Dazu musst du ehrlich sein, was du tatsächlich brauchst … und ob du es bekommst.
Zitate gegen das Gefühl der Einsamkeit, über die es sich lohnt, nachzudenken
Hier sind fünf Zitate gegen Einsamkeit von Menschen, die dieses Gefühl nur zu gut kannten und von denen es sich lohnt, etwas zu lernen:
„Die schrecklichste Armut ist Einsamkeit und das Gefühl, ungeliebt zu sein.“ — Mutter Teresa
„Einsame Menschen werden entweder nachdenklich oder leer.“ — Mason Cooley
„Einsamkeit ist die Armut des Selbst; Alleinsein ist der Reichtum des Selbst.“ — May Sarton
„Wenn du einsam bist, wenn du allein bist, bist du in schlechter Gesellschaft.“ — Jean-Paul Sartre
„Mit niemandem zusammen zu sein ist besser, als mit dem Falschen zusammen zu sein.“ — Nitya Prakash
Wann man professionelle Hilfe in Anspruch nehmen sollte
Wenn Einsamkeit seit Monaten Ihr Alltag ist, insbesondere wenn sie mit anhaltender Niedergeschlagenheit oder einem Verlust des Interesses an Dingen einhergeht, die Ihnen früher wichtig waren, sprechen Sie mit jemandem, der über eine klinische Ausbildung verfügt.

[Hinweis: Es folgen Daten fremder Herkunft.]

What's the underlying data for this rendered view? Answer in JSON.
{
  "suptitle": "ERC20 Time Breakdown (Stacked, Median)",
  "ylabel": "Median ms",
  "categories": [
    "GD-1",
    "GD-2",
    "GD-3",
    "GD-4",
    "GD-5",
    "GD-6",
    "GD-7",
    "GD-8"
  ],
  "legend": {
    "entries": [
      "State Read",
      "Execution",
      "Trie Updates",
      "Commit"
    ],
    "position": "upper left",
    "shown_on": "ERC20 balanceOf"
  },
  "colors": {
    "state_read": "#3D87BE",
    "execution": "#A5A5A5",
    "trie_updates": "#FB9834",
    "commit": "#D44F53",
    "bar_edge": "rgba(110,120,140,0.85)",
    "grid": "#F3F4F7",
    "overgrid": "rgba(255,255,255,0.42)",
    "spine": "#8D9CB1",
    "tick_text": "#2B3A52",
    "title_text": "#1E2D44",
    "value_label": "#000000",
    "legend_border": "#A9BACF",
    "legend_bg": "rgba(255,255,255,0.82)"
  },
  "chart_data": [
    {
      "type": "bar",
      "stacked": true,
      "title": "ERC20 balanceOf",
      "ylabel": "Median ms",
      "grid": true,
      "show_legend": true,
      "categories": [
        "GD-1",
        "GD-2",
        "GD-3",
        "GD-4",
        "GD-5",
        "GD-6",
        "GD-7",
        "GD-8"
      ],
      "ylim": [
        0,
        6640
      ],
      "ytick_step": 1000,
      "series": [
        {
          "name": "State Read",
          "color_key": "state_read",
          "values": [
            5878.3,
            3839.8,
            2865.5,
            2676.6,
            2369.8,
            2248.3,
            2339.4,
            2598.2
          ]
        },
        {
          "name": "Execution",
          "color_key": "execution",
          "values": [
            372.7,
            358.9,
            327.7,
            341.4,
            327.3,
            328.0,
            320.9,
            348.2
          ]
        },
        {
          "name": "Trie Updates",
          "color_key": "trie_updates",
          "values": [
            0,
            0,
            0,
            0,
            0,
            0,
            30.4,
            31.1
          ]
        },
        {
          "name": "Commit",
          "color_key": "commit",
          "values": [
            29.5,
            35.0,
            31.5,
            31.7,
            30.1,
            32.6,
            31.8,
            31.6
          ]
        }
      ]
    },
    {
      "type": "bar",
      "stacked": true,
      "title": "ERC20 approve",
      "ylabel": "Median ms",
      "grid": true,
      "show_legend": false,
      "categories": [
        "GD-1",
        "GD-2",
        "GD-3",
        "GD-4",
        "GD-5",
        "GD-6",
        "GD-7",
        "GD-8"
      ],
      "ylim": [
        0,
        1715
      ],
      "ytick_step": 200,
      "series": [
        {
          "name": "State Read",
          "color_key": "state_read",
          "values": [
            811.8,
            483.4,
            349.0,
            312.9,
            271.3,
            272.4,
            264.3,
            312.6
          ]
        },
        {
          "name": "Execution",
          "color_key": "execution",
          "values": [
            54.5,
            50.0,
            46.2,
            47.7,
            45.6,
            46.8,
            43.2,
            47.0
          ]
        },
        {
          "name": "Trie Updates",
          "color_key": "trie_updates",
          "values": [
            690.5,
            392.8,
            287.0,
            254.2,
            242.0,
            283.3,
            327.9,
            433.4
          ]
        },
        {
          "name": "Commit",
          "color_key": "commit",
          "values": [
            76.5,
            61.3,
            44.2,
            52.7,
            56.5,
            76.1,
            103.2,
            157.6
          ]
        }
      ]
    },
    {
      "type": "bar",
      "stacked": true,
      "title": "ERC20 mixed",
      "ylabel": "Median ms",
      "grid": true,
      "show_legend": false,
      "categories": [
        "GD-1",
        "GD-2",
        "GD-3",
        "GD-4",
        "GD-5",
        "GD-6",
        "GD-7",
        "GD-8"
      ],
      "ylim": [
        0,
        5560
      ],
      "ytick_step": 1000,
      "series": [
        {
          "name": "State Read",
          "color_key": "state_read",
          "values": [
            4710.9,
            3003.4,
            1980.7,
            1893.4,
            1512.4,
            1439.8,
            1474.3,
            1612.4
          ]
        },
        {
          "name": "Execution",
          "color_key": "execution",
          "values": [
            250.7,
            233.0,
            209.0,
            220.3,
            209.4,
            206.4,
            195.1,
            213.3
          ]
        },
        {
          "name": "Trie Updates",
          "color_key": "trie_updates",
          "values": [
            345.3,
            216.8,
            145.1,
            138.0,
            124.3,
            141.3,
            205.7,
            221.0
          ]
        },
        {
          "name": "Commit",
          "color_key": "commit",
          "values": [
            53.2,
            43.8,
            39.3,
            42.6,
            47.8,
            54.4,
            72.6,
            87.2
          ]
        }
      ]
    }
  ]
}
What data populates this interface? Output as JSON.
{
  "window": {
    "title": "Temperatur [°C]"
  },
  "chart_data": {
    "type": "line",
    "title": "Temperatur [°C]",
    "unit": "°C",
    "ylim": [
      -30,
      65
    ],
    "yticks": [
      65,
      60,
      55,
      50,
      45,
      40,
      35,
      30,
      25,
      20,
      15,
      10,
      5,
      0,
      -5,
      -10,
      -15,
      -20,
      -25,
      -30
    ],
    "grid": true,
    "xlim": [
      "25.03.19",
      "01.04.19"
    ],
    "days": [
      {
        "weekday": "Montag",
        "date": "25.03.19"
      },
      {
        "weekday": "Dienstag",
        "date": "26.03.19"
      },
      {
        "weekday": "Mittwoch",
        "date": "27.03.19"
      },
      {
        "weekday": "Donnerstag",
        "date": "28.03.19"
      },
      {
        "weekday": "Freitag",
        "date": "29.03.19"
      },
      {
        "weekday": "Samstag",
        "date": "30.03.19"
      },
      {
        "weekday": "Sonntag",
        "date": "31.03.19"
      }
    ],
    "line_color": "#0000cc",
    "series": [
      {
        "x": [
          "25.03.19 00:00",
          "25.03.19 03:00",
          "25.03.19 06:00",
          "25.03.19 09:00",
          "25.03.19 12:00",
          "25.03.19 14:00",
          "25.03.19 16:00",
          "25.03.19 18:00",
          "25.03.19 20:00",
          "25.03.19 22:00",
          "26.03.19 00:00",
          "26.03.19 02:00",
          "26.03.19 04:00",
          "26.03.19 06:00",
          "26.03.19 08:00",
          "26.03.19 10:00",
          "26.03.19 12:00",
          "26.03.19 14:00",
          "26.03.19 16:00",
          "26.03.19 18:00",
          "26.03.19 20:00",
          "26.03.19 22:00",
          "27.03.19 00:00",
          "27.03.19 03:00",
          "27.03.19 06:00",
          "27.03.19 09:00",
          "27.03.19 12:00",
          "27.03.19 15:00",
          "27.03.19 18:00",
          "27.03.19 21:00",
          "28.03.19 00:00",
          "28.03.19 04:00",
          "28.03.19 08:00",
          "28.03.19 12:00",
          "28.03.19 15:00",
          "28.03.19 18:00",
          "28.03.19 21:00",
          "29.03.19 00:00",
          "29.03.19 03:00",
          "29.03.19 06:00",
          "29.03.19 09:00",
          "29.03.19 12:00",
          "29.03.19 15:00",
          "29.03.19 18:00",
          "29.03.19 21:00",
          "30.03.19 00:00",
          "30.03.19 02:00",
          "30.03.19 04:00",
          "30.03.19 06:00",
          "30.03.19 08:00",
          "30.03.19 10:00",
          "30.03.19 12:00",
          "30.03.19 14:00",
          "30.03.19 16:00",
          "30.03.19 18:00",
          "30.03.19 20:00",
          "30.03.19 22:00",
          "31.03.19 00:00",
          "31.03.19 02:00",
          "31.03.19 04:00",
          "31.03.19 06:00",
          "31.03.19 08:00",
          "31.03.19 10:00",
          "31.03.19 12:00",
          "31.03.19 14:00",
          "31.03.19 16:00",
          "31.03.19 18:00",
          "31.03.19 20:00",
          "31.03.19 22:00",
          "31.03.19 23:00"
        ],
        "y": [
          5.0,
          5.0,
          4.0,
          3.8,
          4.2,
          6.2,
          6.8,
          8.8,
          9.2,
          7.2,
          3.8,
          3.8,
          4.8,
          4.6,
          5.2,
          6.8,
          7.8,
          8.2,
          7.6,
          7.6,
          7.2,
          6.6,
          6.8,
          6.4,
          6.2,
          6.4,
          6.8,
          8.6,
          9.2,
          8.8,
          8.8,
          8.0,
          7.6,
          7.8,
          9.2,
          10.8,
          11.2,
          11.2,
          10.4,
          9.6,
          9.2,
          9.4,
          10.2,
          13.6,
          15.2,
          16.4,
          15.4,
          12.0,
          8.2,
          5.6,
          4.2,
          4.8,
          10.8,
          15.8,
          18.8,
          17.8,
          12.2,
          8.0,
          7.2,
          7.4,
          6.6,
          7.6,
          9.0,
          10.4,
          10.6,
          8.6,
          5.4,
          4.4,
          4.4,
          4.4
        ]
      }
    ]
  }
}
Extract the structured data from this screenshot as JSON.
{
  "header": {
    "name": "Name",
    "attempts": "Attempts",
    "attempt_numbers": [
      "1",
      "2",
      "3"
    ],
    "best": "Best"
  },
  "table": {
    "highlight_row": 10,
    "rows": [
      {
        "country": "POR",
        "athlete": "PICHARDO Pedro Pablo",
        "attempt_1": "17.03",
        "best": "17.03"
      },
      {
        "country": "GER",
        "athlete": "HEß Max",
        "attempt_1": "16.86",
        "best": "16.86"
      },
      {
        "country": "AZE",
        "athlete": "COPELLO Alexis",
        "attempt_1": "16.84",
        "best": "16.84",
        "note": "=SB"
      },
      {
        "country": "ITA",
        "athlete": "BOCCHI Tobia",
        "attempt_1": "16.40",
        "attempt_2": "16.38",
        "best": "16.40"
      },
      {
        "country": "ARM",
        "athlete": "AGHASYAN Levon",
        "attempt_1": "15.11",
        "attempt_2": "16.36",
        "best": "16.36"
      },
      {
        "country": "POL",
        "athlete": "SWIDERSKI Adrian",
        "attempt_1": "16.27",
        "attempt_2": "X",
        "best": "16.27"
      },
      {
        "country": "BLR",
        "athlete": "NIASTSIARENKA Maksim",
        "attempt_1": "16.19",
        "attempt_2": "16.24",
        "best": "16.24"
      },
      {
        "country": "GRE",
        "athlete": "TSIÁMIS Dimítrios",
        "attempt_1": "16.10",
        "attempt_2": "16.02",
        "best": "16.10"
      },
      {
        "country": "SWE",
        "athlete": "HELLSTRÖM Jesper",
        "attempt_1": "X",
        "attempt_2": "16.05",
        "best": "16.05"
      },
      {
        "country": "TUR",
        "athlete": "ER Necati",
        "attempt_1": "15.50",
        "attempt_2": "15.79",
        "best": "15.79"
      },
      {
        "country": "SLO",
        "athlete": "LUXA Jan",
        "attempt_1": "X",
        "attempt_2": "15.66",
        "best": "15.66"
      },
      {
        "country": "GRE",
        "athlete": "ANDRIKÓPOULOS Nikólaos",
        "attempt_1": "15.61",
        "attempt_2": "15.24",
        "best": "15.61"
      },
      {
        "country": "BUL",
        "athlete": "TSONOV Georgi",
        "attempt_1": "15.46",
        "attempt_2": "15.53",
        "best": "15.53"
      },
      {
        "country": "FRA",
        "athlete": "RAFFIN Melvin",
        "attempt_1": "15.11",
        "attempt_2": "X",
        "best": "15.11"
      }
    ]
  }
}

Wenden Sie sich zunächst an Ihren Hausarzt, wenn Sie unsicher sind, wo Sie anfangen sollen. Sie können auch über Online-Plattformen, Empfehlungen usw. einen Therapeuten finden.
Eine letzte Anmerkung: Einsamkeit neigt dazu, Ihnen einzureden, dass Sie anderen zur Last fallen würden, wenn Sie Hilfe suchen. Das ist die Einsamkeit, die da spricht, und es stimmt nicht. Suchen Sie also Hilfe!